If Chinese and Indian students, approximately 75,000 of whom are currently pursuing STEM graduate programs in the UK and the USA alone, return home after their degrees, attracted by the increasingly lucrative employment opportunities available there, who will fill the local UK and US vacancies? With national student numbers in these subjects continuing to decline, employers are likely to seek STEM graduates from a far broader range of sources than ever before, establishing a dynamic and, in some cases volatile, labour market where those with the right qualifications are in the strongest position.

Attracting STEM graduates

The likelihood of an altered global employment scene is acknowledged by many governments around the world to such an extent that special initiatives to encourage and capture STEM graduates are now commonplace.

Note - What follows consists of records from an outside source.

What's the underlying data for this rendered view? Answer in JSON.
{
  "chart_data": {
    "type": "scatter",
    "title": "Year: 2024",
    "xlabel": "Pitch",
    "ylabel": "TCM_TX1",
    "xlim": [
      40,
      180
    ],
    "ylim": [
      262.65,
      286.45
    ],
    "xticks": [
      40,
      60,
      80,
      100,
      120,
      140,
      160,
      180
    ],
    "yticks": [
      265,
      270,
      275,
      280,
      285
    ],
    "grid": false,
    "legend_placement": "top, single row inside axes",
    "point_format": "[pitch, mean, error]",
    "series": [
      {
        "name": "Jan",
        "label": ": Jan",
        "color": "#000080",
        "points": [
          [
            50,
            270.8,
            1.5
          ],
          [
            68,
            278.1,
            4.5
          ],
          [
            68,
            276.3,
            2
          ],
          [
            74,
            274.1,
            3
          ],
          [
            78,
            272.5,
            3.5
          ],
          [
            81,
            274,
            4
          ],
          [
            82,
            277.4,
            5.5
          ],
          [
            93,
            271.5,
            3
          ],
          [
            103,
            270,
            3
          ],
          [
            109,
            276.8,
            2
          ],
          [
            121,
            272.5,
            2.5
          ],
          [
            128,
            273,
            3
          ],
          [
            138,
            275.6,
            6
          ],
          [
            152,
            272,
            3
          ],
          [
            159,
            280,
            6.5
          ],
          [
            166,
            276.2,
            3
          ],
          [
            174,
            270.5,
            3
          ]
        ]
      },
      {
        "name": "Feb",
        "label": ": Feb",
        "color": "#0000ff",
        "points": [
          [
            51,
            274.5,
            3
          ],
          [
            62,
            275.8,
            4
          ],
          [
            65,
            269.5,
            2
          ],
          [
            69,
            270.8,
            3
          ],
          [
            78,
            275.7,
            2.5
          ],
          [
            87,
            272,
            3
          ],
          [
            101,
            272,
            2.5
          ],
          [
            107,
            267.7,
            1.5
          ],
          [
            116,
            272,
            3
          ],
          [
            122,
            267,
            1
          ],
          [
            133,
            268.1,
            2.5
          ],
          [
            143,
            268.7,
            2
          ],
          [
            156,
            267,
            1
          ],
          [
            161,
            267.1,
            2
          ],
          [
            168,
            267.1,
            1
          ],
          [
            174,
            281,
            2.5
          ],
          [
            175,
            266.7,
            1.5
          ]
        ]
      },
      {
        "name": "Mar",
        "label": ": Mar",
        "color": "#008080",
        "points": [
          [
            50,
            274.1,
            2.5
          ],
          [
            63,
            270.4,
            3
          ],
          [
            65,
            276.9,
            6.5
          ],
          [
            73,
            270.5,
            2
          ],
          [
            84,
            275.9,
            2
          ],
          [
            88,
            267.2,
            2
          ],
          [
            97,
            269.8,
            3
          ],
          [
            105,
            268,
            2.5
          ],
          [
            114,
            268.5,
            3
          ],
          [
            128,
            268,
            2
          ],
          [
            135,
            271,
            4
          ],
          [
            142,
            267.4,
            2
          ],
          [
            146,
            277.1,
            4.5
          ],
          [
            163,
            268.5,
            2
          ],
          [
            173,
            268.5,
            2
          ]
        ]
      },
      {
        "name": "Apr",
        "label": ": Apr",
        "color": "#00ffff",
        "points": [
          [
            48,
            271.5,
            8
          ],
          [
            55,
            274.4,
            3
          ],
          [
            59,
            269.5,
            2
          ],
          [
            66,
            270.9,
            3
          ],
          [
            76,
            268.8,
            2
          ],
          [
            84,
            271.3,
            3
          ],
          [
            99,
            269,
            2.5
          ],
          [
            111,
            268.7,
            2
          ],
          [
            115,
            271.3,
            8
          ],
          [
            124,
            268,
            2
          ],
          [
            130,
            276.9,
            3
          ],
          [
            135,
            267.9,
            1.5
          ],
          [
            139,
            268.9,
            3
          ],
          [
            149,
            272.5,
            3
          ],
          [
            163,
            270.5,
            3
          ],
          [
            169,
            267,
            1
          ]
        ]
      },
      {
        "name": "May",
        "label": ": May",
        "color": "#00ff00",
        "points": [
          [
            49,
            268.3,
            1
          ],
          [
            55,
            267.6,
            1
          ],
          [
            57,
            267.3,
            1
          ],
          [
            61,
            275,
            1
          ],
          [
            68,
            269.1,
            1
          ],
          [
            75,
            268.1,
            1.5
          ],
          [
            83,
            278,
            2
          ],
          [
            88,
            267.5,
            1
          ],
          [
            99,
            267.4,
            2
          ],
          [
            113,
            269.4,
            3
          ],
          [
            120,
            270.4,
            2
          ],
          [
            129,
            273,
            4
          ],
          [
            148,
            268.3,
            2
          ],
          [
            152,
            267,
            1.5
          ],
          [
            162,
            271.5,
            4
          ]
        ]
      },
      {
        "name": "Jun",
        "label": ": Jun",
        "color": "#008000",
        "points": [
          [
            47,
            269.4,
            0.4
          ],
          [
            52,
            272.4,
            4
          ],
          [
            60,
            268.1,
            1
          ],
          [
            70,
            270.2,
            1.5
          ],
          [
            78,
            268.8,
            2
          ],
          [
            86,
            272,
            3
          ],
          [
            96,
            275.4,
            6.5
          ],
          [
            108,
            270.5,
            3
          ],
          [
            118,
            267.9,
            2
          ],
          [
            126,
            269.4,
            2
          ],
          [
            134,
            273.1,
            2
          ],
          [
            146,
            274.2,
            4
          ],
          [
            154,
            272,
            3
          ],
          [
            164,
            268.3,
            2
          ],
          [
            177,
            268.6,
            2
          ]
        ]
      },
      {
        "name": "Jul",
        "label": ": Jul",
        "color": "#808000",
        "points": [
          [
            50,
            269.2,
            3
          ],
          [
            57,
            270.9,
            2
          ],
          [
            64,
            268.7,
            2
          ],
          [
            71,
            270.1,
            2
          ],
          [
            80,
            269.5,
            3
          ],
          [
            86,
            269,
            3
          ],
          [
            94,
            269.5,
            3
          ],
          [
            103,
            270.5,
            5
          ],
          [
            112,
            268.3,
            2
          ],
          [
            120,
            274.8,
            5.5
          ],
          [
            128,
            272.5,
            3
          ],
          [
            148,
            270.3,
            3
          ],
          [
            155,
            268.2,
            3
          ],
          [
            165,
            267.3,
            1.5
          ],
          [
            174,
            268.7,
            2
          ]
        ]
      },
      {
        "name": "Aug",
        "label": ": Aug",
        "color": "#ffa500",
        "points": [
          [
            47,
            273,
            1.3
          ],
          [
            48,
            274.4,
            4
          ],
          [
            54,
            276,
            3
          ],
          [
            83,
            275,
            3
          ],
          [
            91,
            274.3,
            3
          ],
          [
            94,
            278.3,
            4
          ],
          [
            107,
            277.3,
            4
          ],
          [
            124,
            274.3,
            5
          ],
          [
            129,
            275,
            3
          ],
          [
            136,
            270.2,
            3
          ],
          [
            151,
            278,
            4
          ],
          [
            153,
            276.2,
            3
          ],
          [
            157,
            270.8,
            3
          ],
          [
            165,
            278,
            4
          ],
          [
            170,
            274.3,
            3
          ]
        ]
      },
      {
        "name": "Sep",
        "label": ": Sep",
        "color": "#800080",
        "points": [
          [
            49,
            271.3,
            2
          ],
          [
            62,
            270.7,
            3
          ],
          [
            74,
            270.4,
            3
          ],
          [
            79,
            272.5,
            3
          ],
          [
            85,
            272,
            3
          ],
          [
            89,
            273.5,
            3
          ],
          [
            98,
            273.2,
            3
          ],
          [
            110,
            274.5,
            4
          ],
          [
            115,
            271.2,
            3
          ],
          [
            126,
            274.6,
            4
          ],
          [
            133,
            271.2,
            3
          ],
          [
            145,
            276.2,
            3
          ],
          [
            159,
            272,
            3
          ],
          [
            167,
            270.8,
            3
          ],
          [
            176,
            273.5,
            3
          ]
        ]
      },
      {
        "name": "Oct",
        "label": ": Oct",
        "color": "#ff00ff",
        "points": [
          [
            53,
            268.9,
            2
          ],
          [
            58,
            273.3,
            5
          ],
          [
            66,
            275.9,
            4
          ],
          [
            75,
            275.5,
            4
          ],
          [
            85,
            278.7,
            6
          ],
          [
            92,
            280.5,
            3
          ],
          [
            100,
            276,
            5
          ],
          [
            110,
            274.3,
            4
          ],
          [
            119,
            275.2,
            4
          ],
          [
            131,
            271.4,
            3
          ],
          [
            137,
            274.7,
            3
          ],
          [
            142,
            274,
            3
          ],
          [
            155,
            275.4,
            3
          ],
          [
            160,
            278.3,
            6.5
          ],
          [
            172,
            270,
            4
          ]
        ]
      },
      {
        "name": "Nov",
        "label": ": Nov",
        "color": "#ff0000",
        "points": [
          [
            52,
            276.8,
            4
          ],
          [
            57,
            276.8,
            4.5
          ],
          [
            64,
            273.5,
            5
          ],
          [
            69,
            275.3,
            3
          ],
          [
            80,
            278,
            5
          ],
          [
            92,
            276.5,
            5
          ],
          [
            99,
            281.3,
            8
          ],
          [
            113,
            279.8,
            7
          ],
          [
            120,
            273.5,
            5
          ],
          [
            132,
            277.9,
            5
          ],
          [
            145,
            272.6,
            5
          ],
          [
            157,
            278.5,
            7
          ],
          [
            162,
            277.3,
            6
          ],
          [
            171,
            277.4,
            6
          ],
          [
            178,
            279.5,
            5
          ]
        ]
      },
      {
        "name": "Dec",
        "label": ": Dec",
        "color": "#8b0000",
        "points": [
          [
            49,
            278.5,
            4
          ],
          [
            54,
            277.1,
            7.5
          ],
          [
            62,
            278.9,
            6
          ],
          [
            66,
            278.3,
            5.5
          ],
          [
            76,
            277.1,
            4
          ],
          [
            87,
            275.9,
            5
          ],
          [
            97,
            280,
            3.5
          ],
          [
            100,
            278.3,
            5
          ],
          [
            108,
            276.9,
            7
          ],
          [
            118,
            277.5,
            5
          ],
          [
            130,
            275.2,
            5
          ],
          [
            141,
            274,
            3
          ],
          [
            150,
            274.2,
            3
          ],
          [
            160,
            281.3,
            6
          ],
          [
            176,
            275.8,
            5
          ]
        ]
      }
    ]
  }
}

The UK Government has recently embarked on a number of programs to encourage more research and development in the STEM subject areas and attract talented Masters and PhD graduates to either come and work in the UK or remain after their program of study has been completed. The new UK Border Agency’s Tier One scheme offers two categories of working visas, one for those graduating from a UK program of study enabling candidates to seek employment without the need for a sponsor and the second for highly skilled workers to come to the UK to seek work or self-employment opportunities. Both schemes allow for working visas of up to two years to be granted and assume that the most skilled migrants will move to a more permanent visa status during the course of their stay in the UK.